Let's be honest. As much as you might want to believe that your product is unique. It isn't. Your product is still AWESOME. You just need to be sure that your potential customers know that. To do that, you need to know what is out there and how you compare.
The Competitive Analysis
The activity of scoping out your competition is called a competitive analysis. Sound like you need and MBA to do it, right? You don't. All you need to do is observe and quantify your observations.
Why do it?
- Gives you the information you need to plan for the realities of your business environment.
- You will understand your business capabilities and vulnerabilities better.
How do you do it?
- Decide who you should research for your analysis. It might seem obvious to you. Clearly you need to look at the biggest players in your space. Sometimes, you get your greatest insights from looking at smaller players. Make sure you are looking at a nice variety of companies.

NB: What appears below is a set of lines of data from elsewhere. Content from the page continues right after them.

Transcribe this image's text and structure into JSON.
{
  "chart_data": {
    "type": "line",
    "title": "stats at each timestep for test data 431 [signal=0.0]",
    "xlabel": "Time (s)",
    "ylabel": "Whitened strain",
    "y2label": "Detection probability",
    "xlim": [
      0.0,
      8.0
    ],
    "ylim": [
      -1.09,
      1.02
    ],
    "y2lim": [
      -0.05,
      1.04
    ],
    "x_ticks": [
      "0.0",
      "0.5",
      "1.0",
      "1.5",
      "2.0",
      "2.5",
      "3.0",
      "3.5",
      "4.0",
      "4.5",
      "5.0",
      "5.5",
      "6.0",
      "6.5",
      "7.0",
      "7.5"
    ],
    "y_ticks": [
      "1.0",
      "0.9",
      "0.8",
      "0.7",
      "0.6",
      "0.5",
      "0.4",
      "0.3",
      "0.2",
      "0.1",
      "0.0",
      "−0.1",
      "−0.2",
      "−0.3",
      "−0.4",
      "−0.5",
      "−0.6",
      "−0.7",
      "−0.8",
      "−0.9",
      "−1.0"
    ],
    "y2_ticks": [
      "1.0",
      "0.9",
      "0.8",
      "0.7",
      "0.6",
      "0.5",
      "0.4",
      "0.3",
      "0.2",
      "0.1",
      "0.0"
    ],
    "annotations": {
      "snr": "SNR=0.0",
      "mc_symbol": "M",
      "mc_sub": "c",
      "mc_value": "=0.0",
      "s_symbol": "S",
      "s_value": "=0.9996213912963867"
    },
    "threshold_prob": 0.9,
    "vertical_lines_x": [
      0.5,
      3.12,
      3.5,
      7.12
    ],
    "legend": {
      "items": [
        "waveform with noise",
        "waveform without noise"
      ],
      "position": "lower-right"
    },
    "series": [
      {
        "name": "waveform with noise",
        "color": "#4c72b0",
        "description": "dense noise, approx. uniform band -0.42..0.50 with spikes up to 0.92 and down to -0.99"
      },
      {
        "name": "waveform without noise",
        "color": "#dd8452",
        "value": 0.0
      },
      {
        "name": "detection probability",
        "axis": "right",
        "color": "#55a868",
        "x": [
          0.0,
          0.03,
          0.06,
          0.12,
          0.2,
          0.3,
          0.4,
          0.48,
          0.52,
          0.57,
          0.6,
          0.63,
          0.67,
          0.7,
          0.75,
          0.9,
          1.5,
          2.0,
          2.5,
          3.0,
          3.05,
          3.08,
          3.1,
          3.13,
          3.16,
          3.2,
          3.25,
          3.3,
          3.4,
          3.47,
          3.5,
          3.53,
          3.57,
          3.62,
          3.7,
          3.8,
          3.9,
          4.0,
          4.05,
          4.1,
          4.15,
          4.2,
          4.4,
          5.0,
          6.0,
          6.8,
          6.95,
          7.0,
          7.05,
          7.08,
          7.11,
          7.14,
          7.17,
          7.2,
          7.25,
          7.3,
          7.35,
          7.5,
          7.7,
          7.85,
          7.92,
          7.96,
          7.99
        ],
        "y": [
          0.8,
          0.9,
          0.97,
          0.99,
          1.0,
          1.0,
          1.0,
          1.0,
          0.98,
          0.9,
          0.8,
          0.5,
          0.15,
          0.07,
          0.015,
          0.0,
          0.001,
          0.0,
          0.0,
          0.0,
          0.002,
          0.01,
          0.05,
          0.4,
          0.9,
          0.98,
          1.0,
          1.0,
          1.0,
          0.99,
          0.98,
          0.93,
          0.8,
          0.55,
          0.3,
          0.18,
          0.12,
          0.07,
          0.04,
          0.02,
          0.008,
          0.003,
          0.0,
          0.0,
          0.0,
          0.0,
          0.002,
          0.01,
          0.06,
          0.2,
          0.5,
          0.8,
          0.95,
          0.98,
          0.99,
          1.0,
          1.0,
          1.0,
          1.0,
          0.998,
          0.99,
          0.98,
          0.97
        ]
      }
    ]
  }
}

- Assess what sources of information you have available to you. There is quite a bit of information on the internet but consider first-hand sources and look at your personal network and see who might have knowledge of the workings of the company
- There are six areas of business activity to that need to be assessed. Gather as much information on each of these areas before you begin any analysis or make any conclusions
- Marketplace strategy
Determine where they want to do business
List all the products they offer their attributes, features and availability
What level of service do they offer?
What is the company's image/reputation
Who are their customers? How do they attract and keep them?
Where and who sells their product?
How are they priced?
- Activity/Value Chain
How do they get their product to market?
Where do they manufacture?
How do they deliver?
How do they sell?
- Alliances and Networks
What type of support do their alliances and network offer them?

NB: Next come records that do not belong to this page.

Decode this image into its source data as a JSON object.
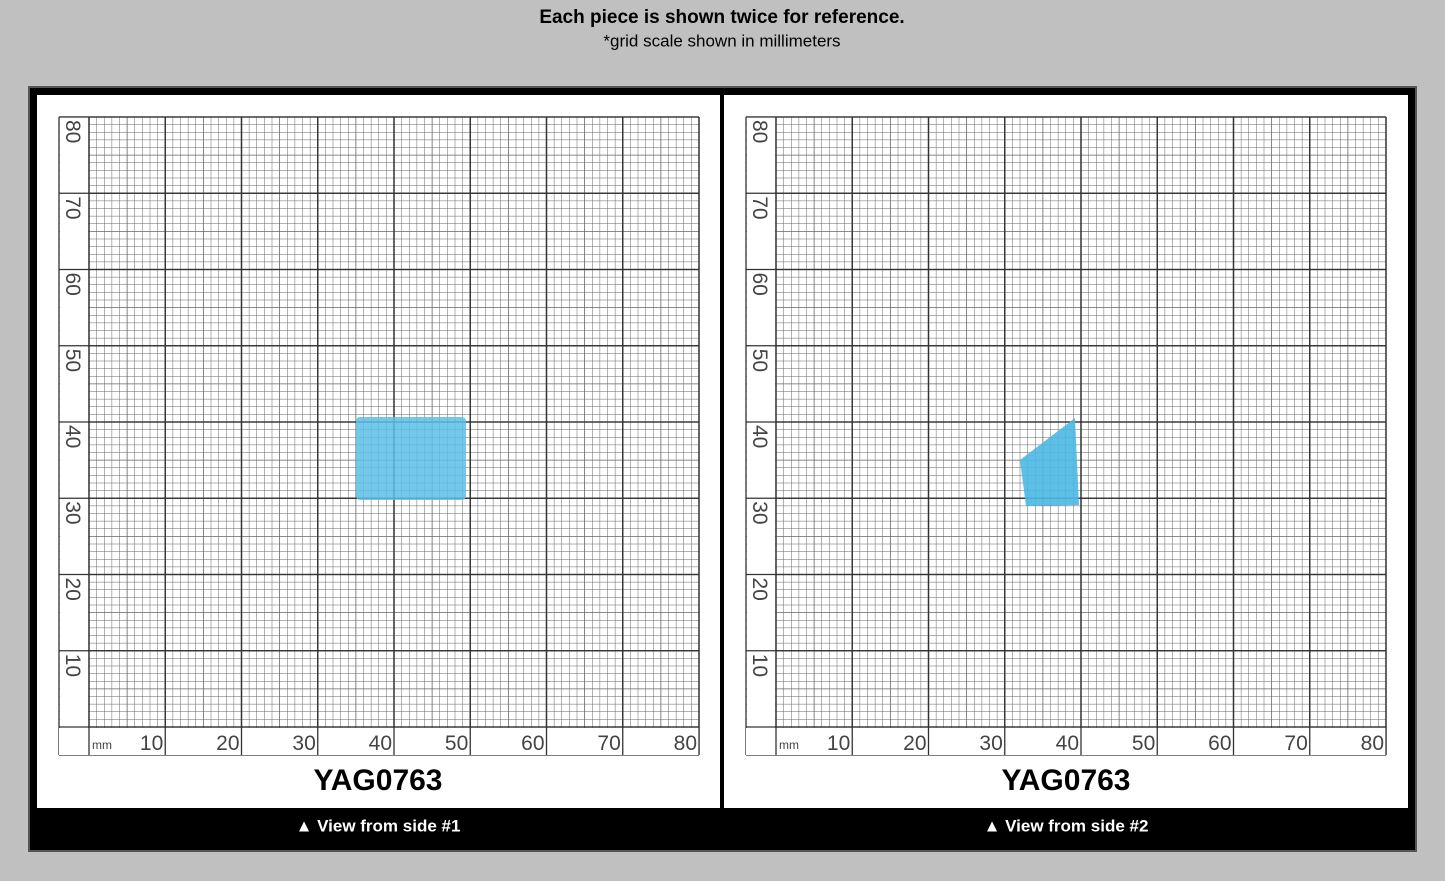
{
  "header": {
    "title": "Each piece is shown twice for reference.",
    "subtitle": "*grid scale shown in millimeters"
  },
  "grid": {
    "unit": "mm",
    "x_labels": [
      "10",
      "20",
      "30",
      "40",
      "50",
      "60",
      "70",
      "80"
    ],
    "y_labels": [
      "10",
      "20",
      "30",
      "40",
      "50",
      "60",
      "70",
      "80"
    ]
  },
  "panels": [
    {
      "label": "YAG0763",
      "caption": "▲ View from side #1"
    },
    {
      "label": "YAG0763",
      "caption": "▲ View from side #2"
    }
  ]
}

What kind of non-native expertise do those relationships afford them
What do they assume to be true about themselves, the world, their buyers?
What do they believe is possible or impossible?
- Assets and capabilities
What can they do?
What can they leverage to move forward and compete strongly?

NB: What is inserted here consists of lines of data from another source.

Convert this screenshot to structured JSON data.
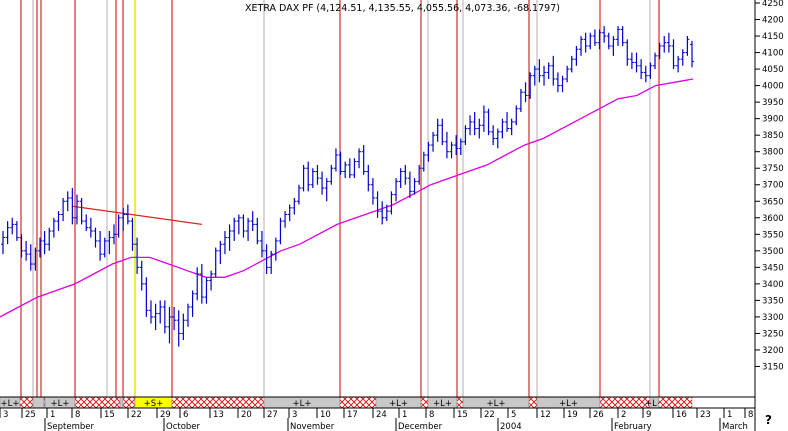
{
  "chart_data": {
    "type": "ohlc",
    "title": "XETRA DAX PF (4,124.51, 4,135.55, 4,055.56, 4,073.36, -68.1797)",
    "ylim": [
      3100,
      4250
    ],
    "yticks": [
      3150,
      3200,
      3250,
      3300,
      3350,
      3400,
      3450,
      3500,
      3550,
      3600,
      3650,
      3700,
      3750,
      3800,
      3850,
      3900,
      3950,
      4000,
      4050,
      4100,
      4150,
      4200,
      4250
    ],
    "colors": {
      "bars": "#0000cc",
      "moving_average": "#e000e0",
      "trendline": "#dd2222",
      "red_lines": "#cc0000",
      "gray_lines": "#b0b0b0",
      "yellow_line": "#e8e800",
      "band_gray": "#c8c8c8",
      "band_hatch": "#dd0000",
      "band_yellow": "#ffff00"
    },
    "day_ticks": [
      "3",
      "25",
      "1",
      "8",
      "15",
      "22",
      "29",
      "6",
      "13",
      "20",
      "27",
      "3",
      "10",
      "17",
      "24",
      "1",
      "8",
      "15",
      "22",
      "5",
      "12",
      "19",
      "26",
      "2",
      "9",
      "16",
      "23",
      "1",
      "8"
    ],
    "month_labels": [
      "September",
      "October",
      "November",
      "December",
      "2004",
      "February",
      "March"
    ],
    "band_labels": [
      "+L+",
      "+L+",
      "+S+",
      "+L+",
      "+L+",
      "+L+",
      "+L+",
      "+L+",
      "+L+",
      "+L+"
    ],
    "corner_symbol": "?",
    "series": [
      {
        "name": "XETRA DAX PF",
        "values": [
          [
            3520,
            3560,
            3490,
            3540
          ],
          [
            3540,
            3590,
            3520,
            3570
          ],
          [
            3570,
            3600,
            3550,
            3580
          ],
          [
            3580,
            3590,
            3530,
            3540
          ],
          [
            3540,
            3550,
            3480,
            3500
          ],
          [
            3500,
            3530,
            3470,
            3490
          ],
          [
            3490,
            3520,
            3440,
            3460
          ],
          [
            3460,
            3510,
            3440,
            3500
          ],
          [
            3500,
            3540,
            3480,
            3530
          ],
          [
            3530,
            3560,
            3490,
            3520
          ],
          [
            3520,
            3570,
            3500,
            3560
          ],
          [
            3560,
            3600,
            3540,
            3590
          ],
          [
            3590,
            3620,
            3560,
            3610
          ],
          [
            3610,
            3660,
            3590,
            3650
          ],
          [
            3650,
            3680,
            3620,
            3660
          ],
          [
            3660,
            3690,
            3580,
            3600
          ],
          [
            3600,
            3670,
            3580,
            3650
          ],
          [
            3650,
            3660,
            3580,
            3590
          ],
          [
            3590,
            3610,
            3560,
            3570
          ],
          [
            3570,
            3600,
            3540,
            3560
          ],
          [
            3560,
            3570,
            3510,
            3530
          ],
          [
            3530,
            3560,
            3470,
            3490
          ],
          [
            3490,
            3540,
            3480,
            3530
          ],
          [
            3530,
            3560,
            3490,
            3540
          ],
          [
            3540,
            3580,
            3520,
            3550
          ],
          [
            3550,
            3610,
            3540,
            3600
          ],
          [
            3600,
            3630,
            3560,
            3610
          ],
          [
            3610,
            3640,
            3580,
            3590
          ],
          [
            3590,
            3600,
            3500,
            3520
          ],
          [
            3520,
            3540,
            3430,
            3450
          ],
          [
            3450,
            3470,
            3380,
            3400
          ],
          [
            3400,
            3420,
            3300,
            3320
          ],
          [
            3320,
            3350,
            3280,
            3300
          ],
          [
            3300,
            3340,
            3260,
            3310
          ],
          [
            3310,
            3350,
            3280,
            3330
          ],
          [
            3330,
            3350,
            3250,
            3270
          ],
          [
            3270,
            3330,
            3220,
            3300
          ],
          [
            3300,
            3330,
            3260,
            3290
          ],
          [
            3290,
            3320,
            3210,
            3250
          ],
          [
            3250,
            3310,
            3230,
            3290
          ],
          [
            3290,
            3340,
            3270,
            3330
          ],
          [
            3330,
            3380,
            3300,
            3370
          ],
          [
            3370,
            3450,
            3350,
            3430
          ],
          [
            3430,
            3460,
            3340,
            3360
          ],
          [
            3360,
            3420,
            3340,
            3410
          ],
          [
            3410,
            3440,
            3380,
            3430
          ],
          [
            3430,
            3510,
            3420,
            3500
          ],
          [
            3500,
            3530,
            3460,
            3520
          ],
          [
            3520,
            3560,
            3490,
            3540
          ],
          [
            3540,
            3580,
            3500,
            3560
          ],
          [
            3560,
            3600,
            3530,
            3590
          ],
          [
            3590,
            3610,
            3550,
            3600
          ],
          [
            3600,
            3610,
            3540,
            3560
          ],
          [
            3560,
            3600,
            3530,
            3590
          ],
          [
            3590,
            3620,
            3560,
            3580
          ],
          [
            3580,
            3600,
            3520,
            3530
          ],
          [
            3530,
            3560,
            3480,
            3500
          ],
          [
            3500,
            3520,
            3430,
            3450
          ],
          [
            3450,
            3500,
            3430,
            3490
          ],
          [
            3490,
            3540,
            3470,
            3530
          ],
          [
            3530,
            3600,
            3520,
            3590
          ],
          [
            3590,
            3620,
            3570,
            3610
          ],
          [
            3610,
            3640,
            3590,
            3630
          ],
          [
            3630,
            3660,
            3610,
            3650
          ],
          [
            3650,
            3700,
            3640,
            3690
          ],
          [
            3690,
            3760,
            3680,
            3750
          ],
          [
            3750,
            3770,
            3680,
            3700
          ],
          [
            3700,
            3750,
            3690,
            3740
          ],
          [
            3740,
            3760,
            3700,
            3720
          ],
          [
            3720,
            3740,
            3670,
            3690
          ],
          [
            3690,
            3720,
            3650,
            3710
          ],
          [
            3710,
            3760,
            3700,
            3750
          ],
          [
            3750,
            3810,
            3740,
            3790
          ],
          [
            3790,
            3800,
            3730,
            3740
          ],
          [
            3740,
            3770,
            3720,
            3760
          ],
          [
            3760,
            3780,
            3720,
            3730
          ],
          [
            3730,
            3780,
            3720,
            3770
          ],
          [
            3770,
            3810,
            3750,
            3800
          ],
          [
            3800,
            3820,
            3730,
            3740
          ],
          [
            3740,
            3760,
            3680,
            3700
          ],
          [
            3700,
            3720,
            3640,
            3660
          ],
          [
            3660,
            3680,
            3600,
            3620
          ],
          [
            3620,
            3650,
            3580,
            3600
          ],
          [
            3600,
            3640,
            3590,
            3620
          ],
          [
            3620,
            3680,
            3610,
            3670
          ],
          [
            3670,
            3720,
            3650,
            3710
          ],
          [
            3710,
            3750,
            3690,
            3740
          ],
          [
            3740,
            3760,
            3700,
            3720
          ],
          [
            3720,
            3740,
            3660,
            3680
          ],
          [
            3680,
            3720,
            3670,
            3710
          ],
          [
            3710,
            3760,
            3700,
            3750
          ],
          [
            3750,
            3800,
            3740,
            3790
          ],
          [
            3790,
            3830,
            3770,
            3820
          ],
          [
            3820,
            3860,
            3800,
            3850
          ],
          [
            3850,
            3900,
            3830,
            3880
          ],
          [
            3880,
            3900,
            3820,
            3830
          ],
          [
            3830,
            3860,
            3780,
            3800
          ],
          [
            3800,
            3830,
            3780,
            3820
          ],
          [
            3820,
            3850,
            3790,
            3810
          ],
          [
            3810,
            3840,
            3790,
            3830
          ],
          [
            3830,
            3880,
            3820,
            3870
          ],
          [
            3870,
            3910,
            3850,
            3890
          ],
          [
            3890,
            3920,
            3850,
            3870
          ],
          [
            3870,
            3900,
            3840,
            3880
          ],
          [
            3880,
            3940,
            3860,
            3920
          ],
          [
            3920,
            3930,
            3850,
            3860
          ],
          [
            3860,
            3880,
            3820,
            3840
          ],
          [
            3840,
            3870,
            3810,
            3860
          ],
          [
            3860,
            3900,
            3840,
            3890
          ],
          [
            3890,
            3920,
            3860,
            3870
          ],
          [
            3870,
            3900,
            3850,
            3890
          ],
          [
            3890,
            3940,
            3880,
            3930
          ],
          [
            3930,
            3990,
            3920,
            3980
          ],
          [
            3980,
            4010,
            3950,
            3970
          ],
          [
            3970,
            4040,
            3960,
            4030
          ],
          [
            4030,
            4060,
            4000,
            4050
          ],
          [
            4050,
            4080,
            4010,
            4030
          ],
          [
            4030,
            4060,
            4000,
            4040
          ],
          [
            4040,
            4070,
            4020,
            4060
          ],
          [
            4060,
            4090,
            4000,
            4020
          ],
          [
            4020,
            4040,
            3980,
            4000
          ],
          [
            4000,
            4030,
            3980,
            4020
          ],
          [
            4020,
            4060,
            4010,
            4050
          ],
          [
            4050,
            4090,
            4040,
            4080
          ],
          [
            4080,
            4120,
            4060,
            4110
          ],
          [
            4110,
            4150,
            4090,
            4140
          ],
          [
            4140,
            4160,
            4100,
            4120
          ],
          [
            4120,
            4160,
            4110,
            4150
          ],
          [
            4150,
            4170,
            4120,
            4130
          ],
          [
            4130,
            4170,
            4110,
            4160
          ],
          [
            4160,
            4180,
            4130,
            4150
          ],
          [
            4150,
            4160,
            4110,
            4120
          ],
          [
            4120,
            4150,
            4090,
            4140
          ],
          [
            4140,
            4180,
            4120,
            4170
          ],
          [
            4170,
            4180,
            4120,
            4130
          ],
          [
            4130,
            4140,
            4060,
            4080
          ],
          [
            4080,
            4100,
            4050,
            4070
          ],
          [
            4070,
            4100,
            4040,
            4060
          ],
          [
            4060,
            4080,
            4020,
            4040
          ],
          [
            4040,
            4060,
            4010,
            4030
          ],
          [
            4030,
            4070,
            4020,
            4060
          ],
          [
            4060,
            4100,
            4050,
            4090
          ],
          [
            4090,
            4130,
            4080,
            4120
          ],
          [
            4120,
            4150,
            4100,
            4130
          ],
          [
            4130,
            4160,
            4100,
            4120
          ],
          [
            4120,
            4140,
            4050,
            4060
          ],
          [
            4060,
            4090,
            4040,
            4080
          ],
          [
            4080,
            4110,
            4060,
            4100
          ],
          [
            4100,
            4150,
            4090,
            4140
          ],
          [
            4124.51,
            4135.55,
            4055.56,
            4073.36
          ]
        ]
      },
      {
        "name": "Moving Average",
        "values": [
          3300,
          3330,
          3360,
          3380,
          3400,
          3430,
          3460,
          3480,
          3480,
          3460,
          3440,
          3420,
          3420,
          3440,
          3470,
          3500,
          3520,
          3550,
          3580,
          3600,
          3620,
          3640,
          3670,
          3700,
          3720,
          3740,
          3760,
          3790,
          3820,
          3840,
          3870,
          3900,
          3930,
          3960,
          3970,
          4000,
          4010,
          4020
        ]
      }
    ],
    "trendline": {
      "from": [
        15,
        3635
      ],
      "to": [
        43,
        3580
      ]
    }
  }
}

- Organizational Infrastructure and Culture
How are they organized?
Who are the key players?
What are their values?
How do their values impact the organization?
- Marketplace strategy
- Once you have collected as much information as you can, it's time to start making some conclusions. Review all the data and think about the picture it paints of your competitive space. More importantly, use this information to decide how you will operate in this space.